European politicians accused credit rating agencies on Wednesday of anti-European bias after Moody’s downgrade of Portugal’s debt to “junk” cast new doubt on EU efforts to rescue distressed eurozone states without debt restructuring.
European Commission President Jose Manuel Barroso said the decision to cut Lisbon’s rating by four notches so soon after it became the third country to receive an EU/IMF bailout was fueling speculation in financial markets.
“It seems strange that there is not a single rating agency coming from Europe. It shows there may be some bias in the markets when it comes to the evaluation of the specific issues of Europe,” Barroso told reporters in the European Parliament.
PHOTO: REUTERS
German Finance Minister Wolfgang Schaeuble called for limits to be placed on the rating agencies’ “oligopoly.”
Of the three major agencies, Moody’s and Standard & Poor’s are US-owned and based. Fitch Ratings is headquartered in New York and London and majority-owned by a French company.

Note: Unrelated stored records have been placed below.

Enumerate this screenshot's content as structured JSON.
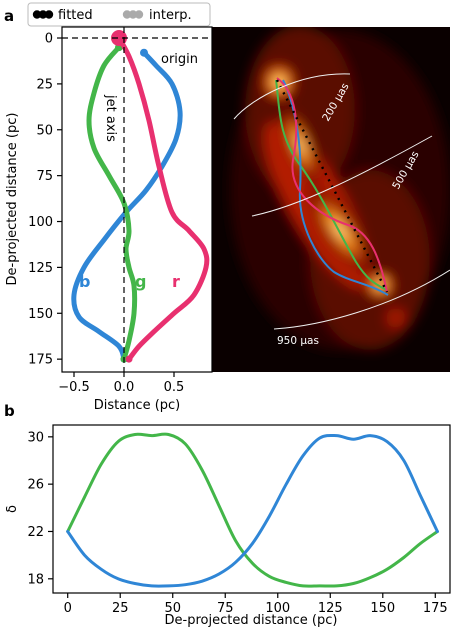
{
  "legend": {
    "fitted": "fitted",
    "interp": "interp."
  },
  "colors": {
    "blue": "#2f86d6",
    "green": "#43b649",
    "red": "#e8306f",
    "axis": "#000000"
  },
  "panel_a": {
    "label": "a",
    "ylabel": "De-projected distance (pc)",
    "xlabel": "Distance (pc)",
    "annot_origin": "origin",
    "annot_jet_axis": "jet axis",
    "annot_b": "b",
    "annot_g": "g",
    "annot_r": "r",
    "arc_labels": [
      "200 μas",
      "500 μas",
      "950 μas"
    ]
  },
  "panel_b": {
    "label": "b"
  },
  "chart_data": [
    {
      "type": "line",
      "xlabel": "Distance (pc)",
      "ylabel": "De-projected distance (pc)",
      "xlim": [
        -0.62,
        0.88
      ],
      "ylim": [
        182,
        -6
      ],
      "xticks": [
        -0.5,
        0.0,
        0.5
      ],
      "xtick_labels": [
        "−0.5",
        "0.0",
        "0.5"
      ],
      "yticks": [
        0,
        25,
        50,
        75,
        100,
        125,
        150,
        175
      ],
      "ytick_labels": [
        "0",
        "25",
        "50",
        "75",
        "100",
        "125",
        "150",
        "175"
      ],
      "legend": [
        "fitted",
        "interp."
      ],
      "series": [
        {
          "name": "b",
          "x": [
            0.2,
            0.32,
            0.48,
            0.56,
            0.52,
            0.38,
            0.22,
            0.02,
            -0.2,
            -0.4,
            -0.5,
            -0.45,
            -0.25,
            -0.05,
            0.0
          ],
          "y": [
            8,
            15,
            25,
            40,
            55,
            70,
            83,
            95,
            110,
            125,
            140,
            152,
            160,
            168,
            175
          ]
        },
        {
          "name": "g",
          "x": [
            -0.05,
            -0.2,
            -0.3,
            -0.35,
            -0.3,
            -0.15,
            0.0,
            0.05,
            0.02,
            0.05,
            0.1,
            0.1,
            0.05,
            0.0
          ],
          "y": [
            5,
            15,
            30,
            45,
            60,
            75,
            90,
            105,
            115,
            125,
            135,
            150,
            165,
            175
          ]
        },
        {
          "name": "r",
          "x": [
            -0.05,
            0.05,
            0.15,
            0.25,
            0.35,
            0.48,
            0.65,
            0.8,
            0.82,
            0.7,
            0.5,
            0.3,
            0.15,
            0.05
          ],
          "y": [
            0,
            10,
            25,
            45,
            70,
            95,
            105,
            115,
            125,
            140,
            150,
            160,
            168,
            175
          ]
        }
      ]
    },
    {
      "type": "line",
      "xlabel": "De-projected distance (pc)",
      "ylabel": "δ",
      "xlim": [
        -7,
        182
      ],
      "ylim": [
        16.8,
        31.0
      ],
      "xticks": [
        0,
        25,
        50,
        75,
        100,
        125,
        150,
        175
      ],
      "xtick_labels": [
        "0",
        "25",
        "50",
        "75",
        "100",
        "125",
        "150",
        "175"
      ],
      "yticks": [
        18,
        22,
        26,
        30
      ],
      "ytick_labels": [
        "18",
        "22",
        "26",
        "30"
      ],
      "series": [
        {
          "color": "green",
          "x": [
            0,
            8,
            16,
            24,
            32,
            40,
            48,
            56,
            64,
            72,
            80,
            88,
            96,
            104,
            112,
            120,
            128,
            136,
            144,
            152,
            160,
            168,
            176
          ],
          "y": [
            22,
            24.9,
            27.7,
            29.6,
            30.2,
            30.1,
            30.2,
            29.4,
            27.2,
            24.2,
            21.2,
            19.3,
            18.2,
            17.7,
            17.4,
            17.4,
            17.4,
            17.6,
            18.1,
            18.8,
            19.8,
            21.0,
            22.0
          ]
        },
        {
          "color": "blue",
          "x": [
            0,
            8,
            16,
            24,
            32,
            40,
            48,
            56,
            64,
            72,
            80,
            88,
            96,
            104,
            112,
            120,
            128,
            136,
            144,
            152,
            160,
            168,
            176
          ],
          "y": [
            22,
            20.0,
            18.8,
            18.0,
            17.6,
            17.4,
            17.4,
            17.5,
            17.8,
            18.4,
            19.4,
            21.0,
            23.3,
            26.0,
            28.4,
            29.9,
            30.1,
            29.8,
            30.1,
            29.6,
            28.0,
            25.0,
            22.0
          ]
        }
      ]
    }
  ]
}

The EU’s executive is drafting proposals to regulate rating agencies and there has been political talk, but no action so far, about creating a European agency.
Michel Barnier, the EU official in charge of regulation, said later he could examine how to suspend the rating of countries that are getting bailout funds from the EU and IMF. These are Greece, Ireland and Portugal.
Moody’s thumbs-down, coming so soon after a new center-right Lisbon government announced austerity plans going beyond international lenders’ demands, called into question the EU strategy for dealing with the eurozone sovereign debt crisis.
Moody’s said Portugal may need a second round of rescue funds before it can return to capital markets, just as European governments and banks are haggling over a second 120 billion euro (US$171.8 billion) bailout for Greece, which has a much higher debt ratio.
Ireland, the other eurozone country to have received a bailout, said on Tuesday it might have to make additional spending cuts next year to meet deficit -reduction targets in its 85 billion euro bailout plan due to an economic slowdown.
A Reuters analysis last week found that Dublin may also need a second bailout because it is unlikely to grow fast enough to make the envisaged full return to market funding in 2013.
German Deputy Finance Minister Joerg Asmussen said it was “absolutely premature” to discuss a second rescue package for Portugal and Berlin was confident the country could implement its reforms and get back on track, while new French Finance Minister Francois Baroin was just as dismissive of Moody’s action on Portugal.
“A ratings agency’s view is not going to solve the matter of tension on sovereign debt markets and the budgetary crisis,” he said, adding he trusted Portugal’s new government to meet its deficit reduction target by 2013.